Why James Holden is still inspired by rave culture – Features

2 min read

As you open the zine, the trippy modular synthesis of the album’s opening ‘You Are In A Clearing’ is visualised through an invitation to a vibrant otherworld, reflecting the title’s instruction to break free from convention. Once immersed in this utopian world, you’re guided on a visual and sonic journey through it. As you flick to page two, our dehumanised universe is seen only as a fragment in the top left of the frame and the viewer is plunged into the bacchanalian hallucinations and hypnotic rhythms of the lead single, ‘Contains Multitudes’.

Cutting his teeth at squat parties in Oxford, Holden gained mainstream success when he released ‘Horizons’ in 2000, going on to remix Nathan Fake’s ‘The Sky is Pink’ and produce a slew of remixes for big ticket artists. After spending too much time amongst decadent DJs boasting about riding in flash cars and staying in luxury hotels, he became disillusioned with this loveless side of the scene. Finally returning to the defiant music of his youth, Holden is excited to be making feet move again. “I’m playing clubs and ravey festivals with the benefits of all these adventures I’ve had over the last 10 years. I feel really lucky.”
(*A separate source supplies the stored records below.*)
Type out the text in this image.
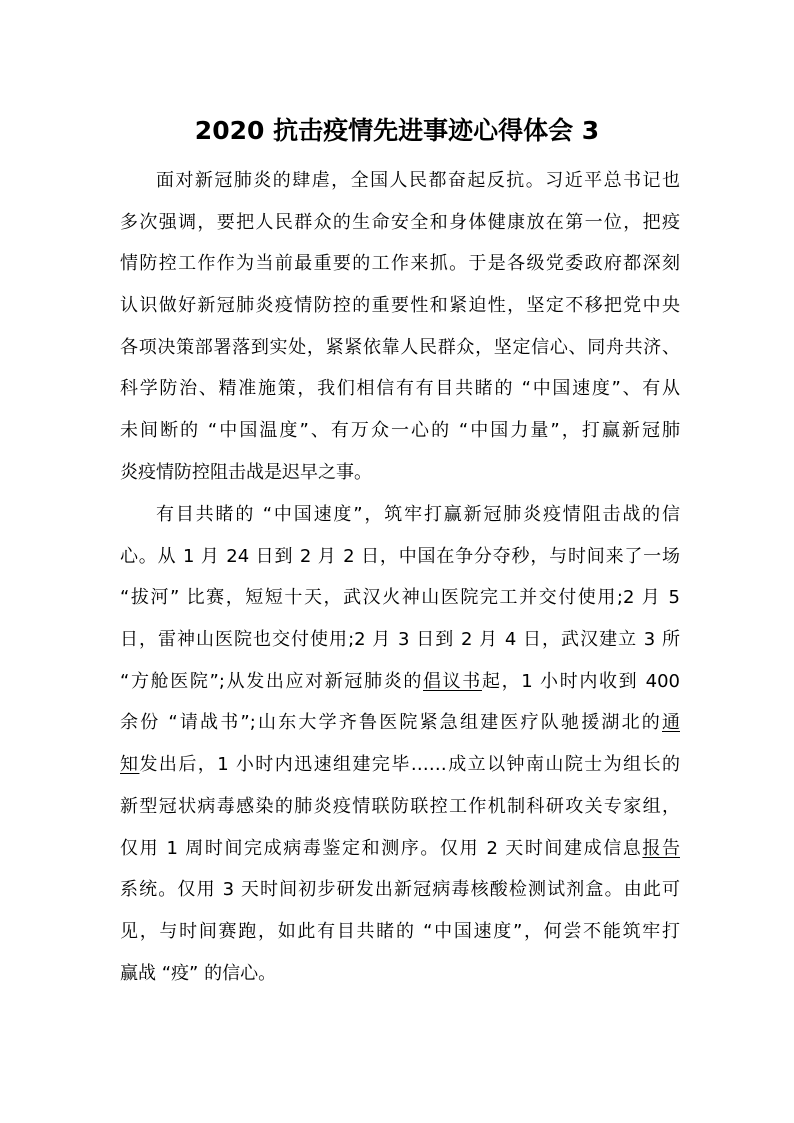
2020 抗击疫情先进事迹心得体会 3
面对新冠肺炎的肆虐，全国人民都奋起反抗。习近平总书记也
多次强调，要把人民群众的生命安全和身体健康放在第一位，把疫
情防控工作作为当前最重要的工作来抓。于是各级党委政府都深刻
认识做好新冠肺炎疫情防控的重要性和紧迫性，坚定不移把党中央
各项决策部署落到实处，紧紧依靠人民群众，坚定信心、同舟共济、
科学防治、精准施策，我们相信有有目共睹的 “中国速度”、有从
未间断的 “中国温度”、有万众一心的 “中国力量”，打赢新冠肺
炎疫情防控阻击战是迟早之事。
有目共睹的 “中国速度”，筑牢打赢新冠肺炎疫情阻击战的信
心。从 1 月 24 日到 2 月 2 日，中国在争分夺秒，与时间来了一场
“拔河” 比赛，短短十天，武汉火神山医院完工并交付使用;2 月 5
日，雷神山医院也交付使用;2 月 3 日到 2 月 4 日，武汉建立 3 所
“方舱医院”;从发出应对新冠肺炎的倡议书起，1 小时内收到 400
余份 “请战书”;山东大学齐鲁医院紧急组建医疗队驰援湖北的通
知发出后，1 小时内迅速组建完毕……成立以钟南山院士为组长的
新型冠状病毒感染的肺炎疫情联防联控工作机制科研攻关专家组，
仅用 1 周时间完成病毒鉴定和测序。仅用 2 天时间建成信息报告
系统。仅用 3 天时间初步研发出新冠病毒核酸检测试剂盒。由此可
见，与时间赛跑，如此有目共睹的 “中国速度”，何尝不能筑牢打
赢战 “疫” 的信心。
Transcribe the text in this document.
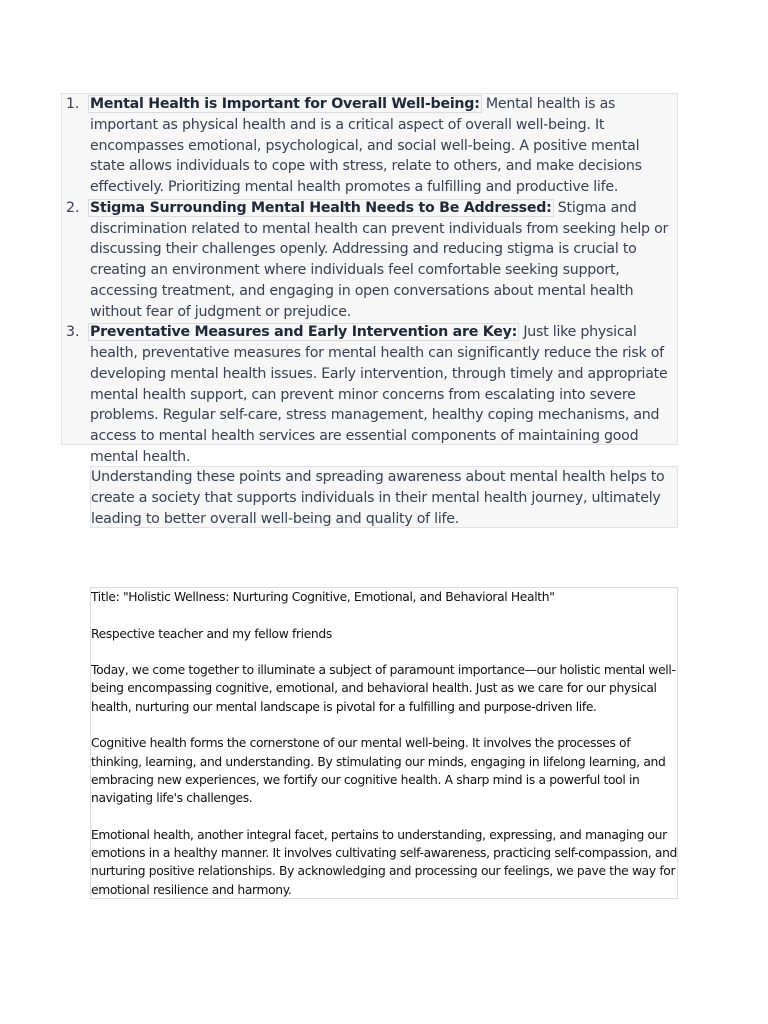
1. Mental Health is Important for Overall Well-being: Mental health is as important as physical health and is a critical aspect of overall well-being. It encompasses emotional, psychological, and social well-being. A positive mental state allows individuals to cope with stress, relate to others, and make decisions effectively. Prioritizing mental health promotes a fulfilling and productive life.
2. Stigma Surrounding Mental Health Needs to Be Addressed: Stigma and discrimination related to mental health can prevent individuals from seeking help or discussing their challenges openly. Addressing and reducing stigma is crucial to creating an environment where individuals feel comfortable seeking support, accessing treatment, and engaging in open conversations about mental health without fear of judgment or prejudice.
3. Preventative Measures and Early Intervention are Key: Just like physical health, preventative measures for mental health can significantly reduce the risk of developing mental health issues. Early intervention, through timely and appropriate mental health support, can prevent minor concerns from escalating into severe problems. Regular self-care, stress management, healthy coping mechanisms, and access to mental health services are essential components of maintaining good mental health.
Understanding these points and spreading awareness about mental health helps to create a society that supports individuals in their mental health journey, ultimately leading to better overall well-being and quality of life.

Title: "Holistic Wellness: Nurturing Cognitive, Emotional, and Behavioral Health"

Respective teacher and my fellow friends

Today, we come together to illuminate a subject of paramount importance—our holistic mental well-being encompassing cognitive, emotional, and behavioral health. Just as we care for our physical health, nurturing our mental landscape is pivotal for a fulfilling and purpose-driven life.

Cognitive health forms the cornerstone of our mental well-being. It involves the processes of thinking, learning, and understanding. By stimulating our minds, engaging in lifelong learning, and embracing new experiences, we fortify our cognitive health. A sharp mind is a powerful tool in navigating life's challenges.

Emotional health, another integral facet, pertains to understanding, expressing, and managing our emotions in a healthy manner. It involves cultivating self-awareness, practicing self-compassion, and nurturing positive relationships. By acknowledging and processing our feelings, we pave the way for emotional resilience and harmony.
Despite his disparaging view of the industry, Holden still sees pockets of an anti-establishment ethos in rave culture, citing Wigflex’s parties in Nottingham as an example. “Dance music is folk music. The way we share it; how it brings people together; the way ideas evolve in it, with people doing versions of other’s songs, that’s a really folk music thing; and mainly, the way in which a community can develop that doesn’t have to be a capitalist-entertainment-complex,” he comments.

Read this next: Wigflex grew a world class party outside outside the UK’s major cities

‘Imagine This Is A High-Dimensional Space of All Possibilities’ is intimately tied to nature. The most recent right-to-roam single ‘Common Land’ uses 808 State-style bird calls and euphoric synth lines to critique the enclosure of space, a salient topic given the recent protests against the ruling against camping on the Dartmoor National Park. “It’s through music that I discovered alternative viewpoints about the world,” Holden continues, “it’s obvious isn’t it? That common land out there should be for everybody and if you can rave on it without hurting anyone, then that should be possible.”

“When I started there was such a broad DIY music industry and gradually over my lifetime, everything’s gone to big tech firms. Now it’s really hard for any musicians to just survive because everything’s gone to [Spotify CEO] Daniel Ek. And that’s part of the same system — it’s why we can’t walk freely across this country,” Holden says.